But, in spite of her anxiety, she could not help admiring all the
wonderful things she saw.

The horse stopped at the foot of the flight of steps leading to the
terrace, and when they had dismounted her father led her to the little
room he had been in before, where they found a splendid fire burning, and
the table daintily spread with a delicious supper.

The merchant knew that this was meant for them, and Beauty, who was rather
less frightened now that she had passed through so many rooms and seen
nothing of the Beast, was quite willing to begin, for her long ride had
made her very hungry. But they had hardly finished their meal when the
noise of the Beast’s footsteps was heard approaching, and Beauty clung to
her father in terror, which became all the greater when she saw how
frightened he was. But when the Beast really appeared, though she trembled
at the sight of him, she made a great effort to hide her horror, and
saluted him respectfully.

This evidently pleased the Beast. After looking at her he said, in a tone
that might have struck terror into the boldest heart, though he did not
seem to be angry:

"Good-evening, old man. Good-evening, Beauty."

The merchant was too terrified to reply, but Beauty answered sweetly:

"Good-evening, Beast."

"Have you come willingly?" asked the Beast. "Will you be content to stay
here when your father goes away?"

Beauty answered bravely that she was quite prepared to stay.

"I am pleased with you," said the Beast. "As you have come of your own
accord, you may stay. As for you, old man," he added, turning to the
merchant, "at sunrise to-morrow you will take your departure. When the
bell rings get up quickly and eat your breakfast, and you will find the
same horse waiting to take you home; but remember that you must never
expect to see my palace again."

Then turning to Beauty, he said:

"Take your father into the next room, and help him to choose everything
you think your brothers and sisters would like to have. You will find two
traveling-trunks there; fill them as full as you can. It is only just that
you should send them something very precious as a remembrance of
yourself."

Then he went away, after saying, "Good-bye, Beauty; good-bye, old man;"
and though Beauty was beginning to think with great dismay of her father’s
departure, she was afraid to disobey the Beast’s orders; and they went
into the next room, which had shelves and cupboards all round it. They
were greatly surprised at the riches it contained. There were splendid
dresses fit for a queen, with all the ornaments that were to be worn with
them; and when Beauty opened the cupboards she was quite dazzled by the
gorgeous jewels that lay in heaps upon every shelf. After choosing a vast
quantity, which she divided between her sisters--for she had made a heap
of the wonderful dresses for each of them---she opened the last chest,
which was full of gold.

"I think, father," she said, "that, as the gold will be more useful to
you, we had better take out the other things again, and fill the trunks
with it." So they did this; but the more they put in, the more room there
seemed to be, and at last they put back all the jewels and dresses they
had taken out, and Beauty even added as many more of the jewels as she
could carry at once; and then the trunks were not too full, but they were
so heavy that an elephant could not have carried them!

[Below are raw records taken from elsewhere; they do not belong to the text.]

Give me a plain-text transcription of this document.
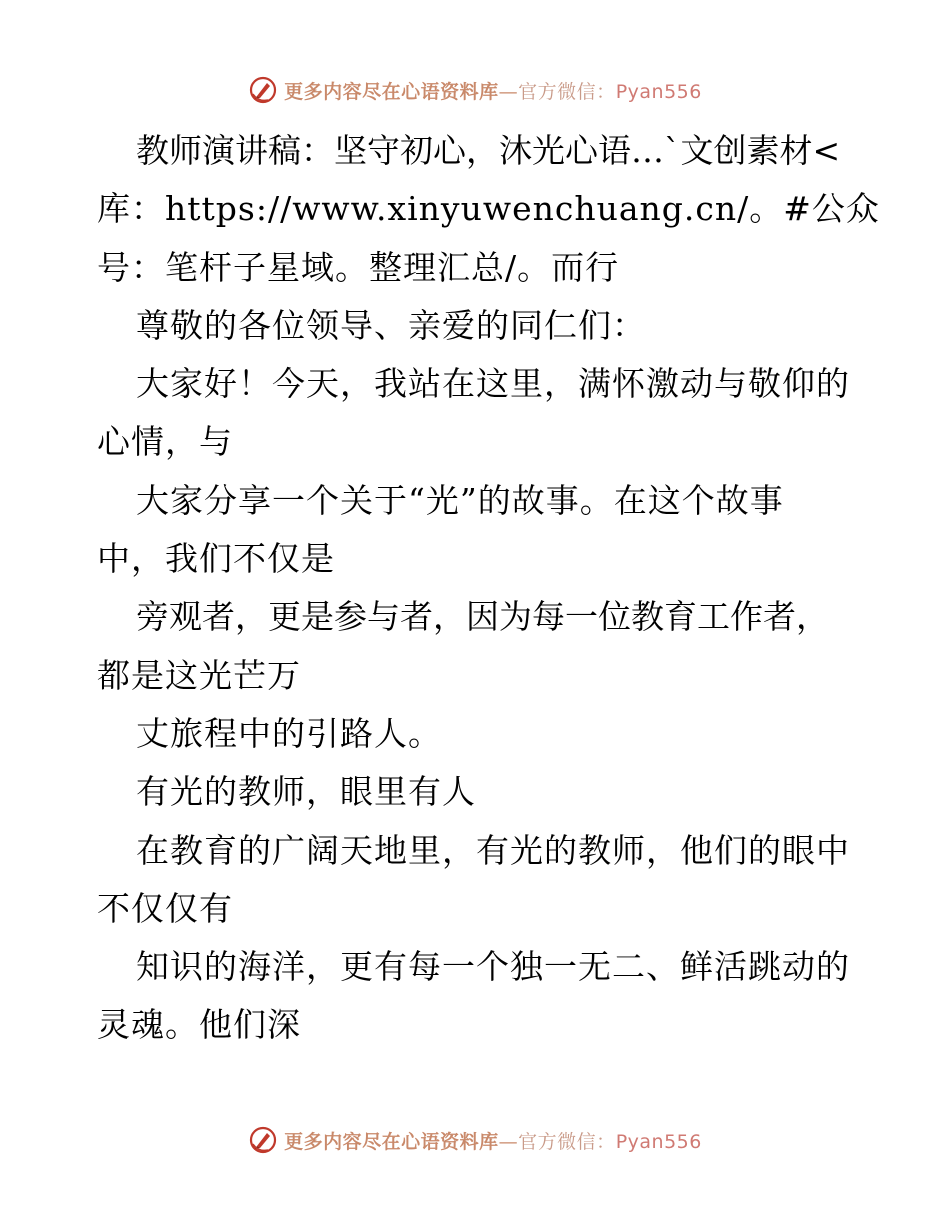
更多内容尽在心语资料库—官方微信：Pyan556
教师演讲稿：坚守初心，沐光心语…`文创素材<
库：https://www.xinyuwenchuang.cn/。#公众
号：笔杆子星域。整理汇总/。而行
尊敬的各位领导、亲爱的同仁们：
大家好！今天，我站在这里，满怀激动与敬仰的
心情，与
大家分享一个关于“光”的故事。在这个故事
中，我们不仅是
旁观者，更是参与者，因为每一位教育工作者，
都是这光芒万
丈旅程中的引路人。
有光的教师，眼里有人
在教育的广阔天地里，有光的教师，他们的眼中
不仅仅有
知识的海洋，更有每一个独一无二、鲜活跳动的
灵魂。他们深
更多内容尽在心语资料库—官方微信：Pyan556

"The Beast was mocking us," cried the merchant; "he must have pretended to
give us all these things, knowing that I could not carry them away."

"Let us wait and see," answered Beauty. "I cannot believe that he meant to
deceive us. All we can do is to fasten them up and leave them ready."

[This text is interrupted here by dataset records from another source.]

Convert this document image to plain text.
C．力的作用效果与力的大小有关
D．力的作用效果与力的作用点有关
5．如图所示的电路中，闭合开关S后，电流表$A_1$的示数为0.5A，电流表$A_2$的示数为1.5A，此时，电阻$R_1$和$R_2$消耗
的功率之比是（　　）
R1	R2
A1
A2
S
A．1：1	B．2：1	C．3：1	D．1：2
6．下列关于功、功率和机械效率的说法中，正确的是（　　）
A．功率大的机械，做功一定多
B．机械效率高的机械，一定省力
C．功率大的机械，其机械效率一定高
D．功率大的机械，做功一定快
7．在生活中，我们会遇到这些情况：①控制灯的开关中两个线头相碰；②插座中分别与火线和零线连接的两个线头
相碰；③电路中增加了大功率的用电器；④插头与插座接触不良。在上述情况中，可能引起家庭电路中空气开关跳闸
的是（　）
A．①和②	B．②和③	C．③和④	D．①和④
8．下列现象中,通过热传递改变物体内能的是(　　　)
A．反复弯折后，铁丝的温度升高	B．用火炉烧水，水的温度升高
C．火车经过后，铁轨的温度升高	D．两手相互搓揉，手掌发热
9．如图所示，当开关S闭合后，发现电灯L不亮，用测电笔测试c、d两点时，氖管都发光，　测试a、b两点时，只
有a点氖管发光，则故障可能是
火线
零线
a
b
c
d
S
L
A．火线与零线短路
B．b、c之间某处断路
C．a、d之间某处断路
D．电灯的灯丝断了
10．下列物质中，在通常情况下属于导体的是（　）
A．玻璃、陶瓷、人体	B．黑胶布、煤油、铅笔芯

So they did this and returned to the little room, where, to their
astonishment, they found breakfast ready. The merchant ate his with a good
appetite, as the Beast’s generosity made him believe that he might perhaps
venture to come back soon and see Beauty. But she felt sure that her
father was leaving her for ever, so she was very sad when the bell rang
sharply for the second time, and warned them that the time was come for
them to part. They went down into the courtyard, where two horses were
waiting, one loaded with the two trunks, the other for him to ride. They
were pawing the ground in their impatience to start, and the merchant was
forced to bid Beauty a hasty farewell; and as soon as he was mounted he
went off at such a pace that she lost sight of him in an instant. Then
Beauty began to cry, and wandered sadly back to her own room. But she soon
found that she was very sleepy, and as she had nothing better to do she
lay down and instantly fell asleep. And then she dreamed that she was
walking by a brook bordered with trees, and lamenting her sad fate, when a
young prince, handsomer than anyone she had ever seen, and with a voice
that went straight to her heart, came and said to her, "Ah, Beauty! you
are not so unfortunate as you suppose. Here you will be rewarded for all
you have suffered elsewhere. Your every wish shall be gratified. Only try
to find me out, no matter how I may be disguised, as I love you dearly,
and in making me happy you will find your own happiness. Be as
true-hearted as you are beautiful, and we shall have nothing left to wish
for."

"What can I do, Prince, to make you happy?" said Beauty.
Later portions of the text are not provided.